Он совсем погрузился в работу, как вдруг за окном послышался шелест и трепет голубиных крыльев. Евтихий знал, что это кормит птиц соседка, молодая жена старого пекаря. Он часто смотрел на нее украдкою. Над палисадником, между ветвями сирени, в темном четырехугольнике открытого окна, стояла она, с голою шеей, с вырезом платья, сквозь который сверху видно ему было разделение грудей и теплая тень между ними, – с чуть заметными веснушками на белой коже и рыжими волосами, блестевшими на солнце, как золото.

«Чадо, на женскую красоту не зри, – вспоминались ему слова Ильи Потапыча, – ибо та красота сладит сперва, как медвяная сыта, а после горше полыни и желчи бывает. Не возводи на нее очей своих, да не погибнешь. Чадо, беги от красоты женской невозвратно, как Ной от потопа, как Лот от Содома и Гоморры. Ибо что есть жена? Сеть, сотворенная бесом, прельщающая сластями, – проказливая на святых клеветница, сатанинский праздник, покоище змеиное, цвет дьявольский, без исцеления болезнь, коза неистовая, ветер северный, день ненастный, гостиница жидовская. Лучше лихорадкою болеть, нежели женою обладаему быть: лихорадка потрясет да и пустит, а жена до смерти иссушит. Жена подобна перечесу: сюда болит, а сюда свербит. Кротима – высится, биема – бесится.

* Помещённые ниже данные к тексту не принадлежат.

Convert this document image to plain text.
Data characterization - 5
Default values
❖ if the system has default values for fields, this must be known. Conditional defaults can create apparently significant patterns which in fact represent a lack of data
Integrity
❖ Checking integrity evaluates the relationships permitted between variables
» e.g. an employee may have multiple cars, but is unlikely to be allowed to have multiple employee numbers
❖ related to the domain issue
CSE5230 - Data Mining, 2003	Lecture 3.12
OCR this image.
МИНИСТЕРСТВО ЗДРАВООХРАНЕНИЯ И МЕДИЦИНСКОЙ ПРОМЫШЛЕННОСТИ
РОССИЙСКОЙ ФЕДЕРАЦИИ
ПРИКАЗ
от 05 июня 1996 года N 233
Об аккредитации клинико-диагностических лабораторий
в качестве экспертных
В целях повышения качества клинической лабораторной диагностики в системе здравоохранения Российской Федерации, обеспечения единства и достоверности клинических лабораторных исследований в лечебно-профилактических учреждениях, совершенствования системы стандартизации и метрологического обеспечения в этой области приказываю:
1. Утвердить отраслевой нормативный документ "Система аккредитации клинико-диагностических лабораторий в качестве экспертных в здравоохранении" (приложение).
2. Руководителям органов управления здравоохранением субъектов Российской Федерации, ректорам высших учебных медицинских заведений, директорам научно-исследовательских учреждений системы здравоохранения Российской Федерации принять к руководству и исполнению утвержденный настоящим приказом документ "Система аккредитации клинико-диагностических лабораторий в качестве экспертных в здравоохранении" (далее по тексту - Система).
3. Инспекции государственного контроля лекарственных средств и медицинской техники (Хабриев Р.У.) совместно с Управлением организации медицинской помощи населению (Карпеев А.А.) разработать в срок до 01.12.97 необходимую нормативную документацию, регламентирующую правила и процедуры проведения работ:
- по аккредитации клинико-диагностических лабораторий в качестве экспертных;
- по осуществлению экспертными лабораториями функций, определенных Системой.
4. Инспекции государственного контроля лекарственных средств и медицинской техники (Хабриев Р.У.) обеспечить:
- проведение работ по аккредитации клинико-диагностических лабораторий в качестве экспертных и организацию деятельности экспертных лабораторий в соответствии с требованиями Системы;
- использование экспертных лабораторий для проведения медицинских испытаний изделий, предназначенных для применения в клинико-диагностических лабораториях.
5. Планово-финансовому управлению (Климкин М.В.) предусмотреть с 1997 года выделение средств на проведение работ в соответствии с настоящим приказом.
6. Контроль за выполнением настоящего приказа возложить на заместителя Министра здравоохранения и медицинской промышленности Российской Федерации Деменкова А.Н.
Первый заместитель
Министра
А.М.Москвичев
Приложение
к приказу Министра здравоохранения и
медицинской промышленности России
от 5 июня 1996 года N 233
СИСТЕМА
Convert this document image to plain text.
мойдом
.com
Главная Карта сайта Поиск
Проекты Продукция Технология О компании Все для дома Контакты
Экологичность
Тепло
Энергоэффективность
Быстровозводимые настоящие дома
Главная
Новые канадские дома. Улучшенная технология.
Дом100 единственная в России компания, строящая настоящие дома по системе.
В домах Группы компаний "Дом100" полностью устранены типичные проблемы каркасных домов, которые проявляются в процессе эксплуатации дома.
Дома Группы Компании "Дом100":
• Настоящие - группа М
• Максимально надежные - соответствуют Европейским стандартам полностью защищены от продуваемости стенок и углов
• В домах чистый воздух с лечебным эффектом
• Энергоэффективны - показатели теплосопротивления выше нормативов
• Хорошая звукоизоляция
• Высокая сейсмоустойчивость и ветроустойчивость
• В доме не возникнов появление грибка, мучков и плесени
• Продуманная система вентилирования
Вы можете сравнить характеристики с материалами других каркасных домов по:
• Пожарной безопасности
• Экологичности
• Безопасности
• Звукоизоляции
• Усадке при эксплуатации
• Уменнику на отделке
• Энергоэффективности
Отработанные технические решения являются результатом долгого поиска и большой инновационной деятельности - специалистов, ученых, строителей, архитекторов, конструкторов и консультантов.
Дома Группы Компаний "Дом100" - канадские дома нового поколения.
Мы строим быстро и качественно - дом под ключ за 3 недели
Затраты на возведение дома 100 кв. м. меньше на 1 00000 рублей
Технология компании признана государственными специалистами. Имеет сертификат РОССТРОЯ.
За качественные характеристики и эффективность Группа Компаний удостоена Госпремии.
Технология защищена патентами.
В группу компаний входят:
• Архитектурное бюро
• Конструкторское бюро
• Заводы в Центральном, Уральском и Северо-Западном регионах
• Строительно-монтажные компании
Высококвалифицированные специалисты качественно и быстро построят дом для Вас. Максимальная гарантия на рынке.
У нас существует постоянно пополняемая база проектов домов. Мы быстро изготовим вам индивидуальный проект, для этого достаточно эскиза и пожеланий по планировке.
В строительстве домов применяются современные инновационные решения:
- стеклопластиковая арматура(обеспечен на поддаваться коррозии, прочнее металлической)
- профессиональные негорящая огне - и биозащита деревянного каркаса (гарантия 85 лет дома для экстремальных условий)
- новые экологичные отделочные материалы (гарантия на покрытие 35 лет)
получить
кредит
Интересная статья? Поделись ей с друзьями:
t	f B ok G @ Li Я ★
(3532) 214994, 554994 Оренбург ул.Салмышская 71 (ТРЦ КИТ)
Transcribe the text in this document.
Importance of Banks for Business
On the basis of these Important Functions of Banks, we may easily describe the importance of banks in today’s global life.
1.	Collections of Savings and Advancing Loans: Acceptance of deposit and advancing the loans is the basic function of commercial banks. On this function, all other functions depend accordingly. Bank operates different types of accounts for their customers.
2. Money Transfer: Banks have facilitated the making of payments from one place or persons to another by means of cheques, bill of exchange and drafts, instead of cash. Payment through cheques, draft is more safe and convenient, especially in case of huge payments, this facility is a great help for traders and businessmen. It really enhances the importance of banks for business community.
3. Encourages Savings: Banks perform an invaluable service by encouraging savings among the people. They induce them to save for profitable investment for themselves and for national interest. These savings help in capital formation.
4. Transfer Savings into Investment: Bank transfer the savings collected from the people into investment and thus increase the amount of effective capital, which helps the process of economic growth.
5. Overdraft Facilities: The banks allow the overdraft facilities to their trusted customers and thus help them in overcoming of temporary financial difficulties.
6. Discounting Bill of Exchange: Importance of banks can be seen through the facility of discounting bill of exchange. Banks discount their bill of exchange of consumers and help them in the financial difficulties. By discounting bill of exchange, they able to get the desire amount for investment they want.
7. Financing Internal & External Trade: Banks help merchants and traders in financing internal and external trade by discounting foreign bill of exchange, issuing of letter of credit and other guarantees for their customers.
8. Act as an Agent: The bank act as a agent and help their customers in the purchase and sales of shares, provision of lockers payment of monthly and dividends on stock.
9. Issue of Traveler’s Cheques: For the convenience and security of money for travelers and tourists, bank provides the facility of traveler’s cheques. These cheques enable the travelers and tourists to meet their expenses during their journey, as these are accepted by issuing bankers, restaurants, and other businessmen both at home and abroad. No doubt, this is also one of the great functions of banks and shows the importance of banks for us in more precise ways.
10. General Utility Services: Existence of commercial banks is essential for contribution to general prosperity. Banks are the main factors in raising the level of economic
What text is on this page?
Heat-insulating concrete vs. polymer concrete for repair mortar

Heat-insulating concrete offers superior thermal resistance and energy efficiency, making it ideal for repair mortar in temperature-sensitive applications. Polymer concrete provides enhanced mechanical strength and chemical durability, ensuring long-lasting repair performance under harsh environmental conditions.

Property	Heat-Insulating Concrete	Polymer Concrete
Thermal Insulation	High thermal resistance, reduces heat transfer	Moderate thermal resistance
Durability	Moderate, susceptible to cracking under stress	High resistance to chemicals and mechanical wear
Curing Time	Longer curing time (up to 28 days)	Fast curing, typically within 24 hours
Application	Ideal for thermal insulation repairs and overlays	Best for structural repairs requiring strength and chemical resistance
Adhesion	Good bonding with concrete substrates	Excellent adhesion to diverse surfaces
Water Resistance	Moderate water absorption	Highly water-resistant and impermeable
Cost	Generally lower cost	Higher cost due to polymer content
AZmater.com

Всякого зла злее злая жена».

Евтихий продолжал смотреть на соседку и даже ответил на улыбку ее такою же невольною улыбкою. Потом, вернувшись к работе, написал одну из святых мучениц в иконе с волосами золотисто-рыжего цвета, как у хорошенькой пекарши.

На лестнице раздались голоса. Вошел Власий, старый посольский толмач, за ним хозяин дома мэтр Гильом Боро, Франческо Мельци и Леонардо.

Когда Власий объявил Евтихию, что гости желают взглянуть на его мастерскую, он застыдился, почти испугался и все время, пока они осматривали, стоял молча, потупившись, не зная, куда деть глаза, только изредка взглядывая на Леонардо: лицо его поразило Евтихия – он казался ему похожим на Илью пророка, как тот изображался в «Иконописном подлиннике».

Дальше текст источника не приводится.